Endpoint prediction of BOF steelmaking based on twin support vector regression
GAO Chuang1,SHEN Minggang1,WANG Huanqing2
(1. School of Materials and Metallurgy, University of Science and Technology Liaoning, Anshan 114051,
Liaoning, China;2. School of Electronic and Information Engineering, University of Science and Technology Liaoning, Anshan 114051, Liaoning, China)

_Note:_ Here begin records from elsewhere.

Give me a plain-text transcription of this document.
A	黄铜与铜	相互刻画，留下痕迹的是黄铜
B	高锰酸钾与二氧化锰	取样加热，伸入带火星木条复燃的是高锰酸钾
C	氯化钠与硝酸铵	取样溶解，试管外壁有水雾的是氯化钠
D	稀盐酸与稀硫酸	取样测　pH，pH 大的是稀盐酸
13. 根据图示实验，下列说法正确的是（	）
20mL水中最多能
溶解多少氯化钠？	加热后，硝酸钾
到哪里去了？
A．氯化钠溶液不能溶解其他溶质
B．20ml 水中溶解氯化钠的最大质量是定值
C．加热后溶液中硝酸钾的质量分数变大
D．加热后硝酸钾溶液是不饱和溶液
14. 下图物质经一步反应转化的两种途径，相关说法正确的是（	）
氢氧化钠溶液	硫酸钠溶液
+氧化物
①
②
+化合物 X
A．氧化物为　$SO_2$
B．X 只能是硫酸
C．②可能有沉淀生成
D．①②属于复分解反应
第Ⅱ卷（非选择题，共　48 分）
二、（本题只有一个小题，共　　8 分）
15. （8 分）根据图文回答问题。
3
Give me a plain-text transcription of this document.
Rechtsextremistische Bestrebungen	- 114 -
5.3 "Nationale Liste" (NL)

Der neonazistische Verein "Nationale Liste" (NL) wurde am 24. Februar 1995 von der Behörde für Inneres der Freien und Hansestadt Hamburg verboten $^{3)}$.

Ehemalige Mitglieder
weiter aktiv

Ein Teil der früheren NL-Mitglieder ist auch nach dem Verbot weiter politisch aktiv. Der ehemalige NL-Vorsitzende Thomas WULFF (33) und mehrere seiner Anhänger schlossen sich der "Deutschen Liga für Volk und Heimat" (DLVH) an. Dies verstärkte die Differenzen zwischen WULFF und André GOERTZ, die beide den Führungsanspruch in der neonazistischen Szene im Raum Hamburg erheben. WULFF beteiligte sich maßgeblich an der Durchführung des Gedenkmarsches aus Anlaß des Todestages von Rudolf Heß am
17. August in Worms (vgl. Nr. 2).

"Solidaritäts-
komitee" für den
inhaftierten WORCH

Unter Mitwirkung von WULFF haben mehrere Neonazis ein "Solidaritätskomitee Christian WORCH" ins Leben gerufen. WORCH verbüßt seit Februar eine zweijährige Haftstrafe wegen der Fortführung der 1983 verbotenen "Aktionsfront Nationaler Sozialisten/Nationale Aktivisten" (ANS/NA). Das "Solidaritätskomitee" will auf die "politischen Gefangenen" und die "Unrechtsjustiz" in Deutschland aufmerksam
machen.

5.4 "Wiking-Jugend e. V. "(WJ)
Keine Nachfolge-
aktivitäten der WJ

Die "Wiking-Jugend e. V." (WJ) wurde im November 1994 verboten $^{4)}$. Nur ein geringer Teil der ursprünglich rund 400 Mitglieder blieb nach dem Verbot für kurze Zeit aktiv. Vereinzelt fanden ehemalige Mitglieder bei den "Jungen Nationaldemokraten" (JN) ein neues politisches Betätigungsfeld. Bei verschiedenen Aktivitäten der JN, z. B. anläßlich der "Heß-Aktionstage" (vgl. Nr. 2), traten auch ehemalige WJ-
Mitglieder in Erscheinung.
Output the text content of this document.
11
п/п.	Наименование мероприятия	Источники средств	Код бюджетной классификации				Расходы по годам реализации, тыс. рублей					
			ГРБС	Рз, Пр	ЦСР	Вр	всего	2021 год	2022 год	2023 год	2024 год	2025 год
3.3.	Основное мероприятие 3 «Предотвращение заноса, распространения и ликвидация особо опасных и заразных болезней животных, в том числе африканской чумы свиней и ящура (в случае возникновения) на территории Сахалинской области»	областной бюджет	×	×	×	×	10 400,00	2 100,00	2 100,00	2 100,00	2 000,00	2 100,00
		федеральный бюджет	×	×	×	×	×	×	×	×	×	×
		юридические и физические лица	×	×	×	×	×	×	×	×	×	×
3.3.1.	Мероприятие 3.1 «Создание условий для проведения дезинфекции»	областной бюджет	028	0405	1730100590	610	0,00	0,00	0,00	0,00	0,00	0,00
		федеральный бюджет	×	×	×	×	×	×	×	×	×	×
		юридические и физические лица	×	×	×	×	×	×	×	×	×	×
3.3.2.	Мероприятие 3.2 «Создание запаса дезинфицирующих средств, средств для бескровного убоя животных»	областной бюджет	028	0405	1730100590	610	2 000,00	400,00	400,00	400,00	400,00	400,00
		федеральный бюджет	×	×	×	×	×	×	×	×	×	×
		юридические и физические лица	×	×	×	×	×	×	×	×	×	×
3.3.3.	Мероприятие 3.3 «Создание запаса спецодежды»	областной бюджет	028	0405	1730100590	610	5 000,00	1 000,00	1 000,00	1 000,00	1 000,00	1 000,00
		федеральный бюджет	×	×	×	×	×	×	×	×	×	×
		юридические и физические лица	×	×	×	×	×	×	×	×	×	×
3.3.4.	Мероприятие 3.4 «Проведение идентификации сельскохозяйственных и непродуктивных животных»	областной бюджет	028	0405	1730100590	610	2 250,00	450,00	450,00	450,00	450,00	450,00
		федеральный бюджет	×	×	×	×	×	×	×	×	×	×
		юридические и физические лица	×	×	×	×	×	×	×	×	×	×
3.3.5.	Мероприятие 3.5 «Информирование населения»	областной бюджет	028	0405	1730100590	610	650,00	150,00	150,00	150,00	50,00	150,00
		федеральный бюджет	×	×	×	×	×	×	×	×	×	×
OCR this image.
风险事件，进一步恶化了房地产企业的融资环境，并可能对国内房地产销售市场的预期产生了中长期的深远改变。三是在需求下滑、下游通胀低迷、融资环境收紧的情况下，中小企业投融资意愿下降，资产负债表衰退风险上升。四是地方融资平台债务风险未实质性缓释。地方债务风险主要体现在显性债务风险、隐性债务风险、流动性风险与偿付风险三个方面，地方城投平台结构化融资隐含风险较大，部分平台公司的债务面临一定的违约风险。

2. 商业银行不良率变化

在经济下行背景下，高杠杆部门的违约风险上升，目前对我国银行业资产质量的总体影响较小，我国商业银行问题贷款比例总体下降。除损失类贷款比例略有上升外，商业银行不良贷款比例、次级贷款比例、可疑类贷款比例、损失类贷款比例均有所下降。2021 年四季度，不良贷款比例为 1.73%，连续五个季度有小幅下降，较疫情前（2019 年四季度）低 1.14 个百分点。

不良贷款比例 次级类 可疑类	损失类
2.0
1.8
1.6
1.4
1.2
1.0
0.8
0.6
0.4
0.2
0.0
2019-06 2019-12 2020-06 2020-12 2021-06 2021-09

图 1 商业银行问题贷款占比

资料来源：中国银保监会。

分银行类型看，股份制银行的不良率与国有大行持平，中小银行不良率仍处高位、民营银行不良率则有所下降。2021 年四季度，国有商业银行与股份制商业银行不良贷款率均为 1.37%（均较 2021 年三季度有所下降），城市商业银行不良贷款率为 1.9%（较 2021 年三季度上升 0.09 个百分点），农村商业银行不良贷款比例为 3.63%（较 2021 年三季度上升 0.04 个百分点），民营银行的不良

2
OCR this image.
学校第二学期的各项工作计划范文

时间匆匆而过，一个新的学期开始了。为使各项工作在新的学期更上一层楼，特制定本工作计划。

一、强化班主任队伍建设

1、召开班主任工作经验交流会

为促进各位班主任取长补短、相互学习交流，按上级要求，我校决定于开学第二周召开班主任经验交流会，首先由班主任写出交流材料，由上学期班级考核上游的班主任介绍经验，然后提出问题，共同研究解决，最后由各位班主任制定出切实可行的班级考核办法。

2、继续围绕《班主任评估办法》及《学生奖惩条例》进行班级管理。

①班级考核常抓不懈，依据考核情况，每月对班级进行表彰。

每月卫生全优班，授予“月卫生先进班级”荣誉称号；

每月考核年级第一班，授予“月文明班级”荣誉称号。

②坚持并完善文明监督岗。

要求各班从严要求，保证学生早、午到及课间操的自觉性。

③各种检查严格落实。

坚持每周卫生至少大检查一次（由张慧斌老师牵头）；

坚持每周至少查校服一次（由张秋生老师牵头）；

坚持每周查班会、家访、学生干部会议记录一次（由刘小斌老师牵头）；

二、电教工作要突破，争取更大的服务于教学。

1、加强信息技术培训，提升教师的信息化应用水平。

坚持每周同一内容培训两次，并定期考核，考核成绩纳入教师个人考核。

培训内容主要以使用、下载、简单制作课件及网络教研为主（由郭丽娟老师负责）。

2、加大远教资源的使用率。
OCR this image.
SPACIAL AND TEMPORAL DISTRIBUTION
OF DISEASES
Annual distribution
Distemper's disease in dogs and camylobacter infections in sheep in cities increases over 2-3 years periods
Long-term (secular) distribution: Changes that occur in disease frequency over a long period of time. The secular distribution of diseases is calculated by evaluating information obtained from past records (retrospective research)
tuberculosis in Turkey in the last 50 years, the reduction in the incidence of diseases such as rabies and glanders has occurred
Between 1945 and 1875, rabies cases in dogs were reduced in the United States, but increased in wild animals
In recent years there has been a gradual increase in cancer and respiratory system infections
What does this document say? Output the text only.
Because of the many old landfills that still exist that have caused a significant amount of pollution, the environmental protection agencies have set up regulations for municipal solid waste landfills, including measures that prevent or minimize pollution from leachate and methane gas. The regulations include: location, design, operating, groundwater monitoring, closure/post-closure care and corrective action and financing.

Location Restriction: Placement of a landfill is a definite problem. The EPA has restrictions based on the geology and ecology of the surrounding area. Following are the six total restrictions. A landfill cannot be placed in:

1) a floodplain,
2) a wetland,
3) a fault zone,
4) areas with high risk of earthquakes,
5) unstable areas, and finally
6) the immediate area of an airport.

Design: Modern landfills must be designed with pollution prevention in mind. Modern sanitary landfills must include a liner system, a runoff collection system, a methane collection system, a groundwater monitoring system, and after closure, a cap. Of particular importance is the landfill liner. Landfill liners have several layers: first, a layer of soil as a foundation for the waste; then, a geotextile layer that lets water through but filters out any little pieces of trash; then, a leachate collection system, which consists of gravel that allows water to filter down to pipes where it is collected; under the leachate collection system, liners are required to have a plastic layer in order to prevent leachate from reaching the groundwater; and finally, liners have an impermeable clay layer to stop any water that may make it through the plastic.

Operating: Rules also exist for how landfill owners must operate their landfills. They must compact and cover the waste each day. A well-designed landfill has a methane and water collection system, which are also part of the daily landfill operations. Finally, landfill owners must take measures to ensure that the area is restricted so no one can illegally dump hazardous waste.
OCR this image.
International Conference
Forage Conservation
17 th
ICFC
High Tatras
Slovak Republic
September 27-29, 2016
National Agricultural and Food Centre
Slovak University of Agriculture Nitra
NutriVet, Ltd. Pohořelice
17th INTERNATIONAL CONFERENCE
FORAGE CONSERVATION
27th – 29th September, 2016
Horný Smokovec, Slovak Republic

Abstract:In order to improve the endpoint hit rate of basic oxygen furnace (BOF) steelmaking, a new prediction model of BOF endpoint is established to achieve the accurate prediction of the carbon content and temperature at the end of the converter. Knearest neighbor weighted based twin support vector regression (KNNWTSVR) is adopted for the model. A KNN weighted matrix is introduced to the objective functions, and the whale optimization algorithm is used to solve the objective functions to improve the performance of the algorithm. Then, based on the datasets of a 260 t BOF, the prediction model for converter steelmaking endpoint is established. The experimental results show that the predicted hit rates of the endpoint carbon content (error ±0.005 %) and temperature (error ±15 ℃) are 94% and 88%, respectively, and the double hit rate achieves 84%. Compared with the other two existing modeling methods, the proposed model obtains the best prediction effect. Therefore, it meets the requirements of the real production of converter steelmaking, and it is also suitable for mathematical modeling in other fields of metallurgy.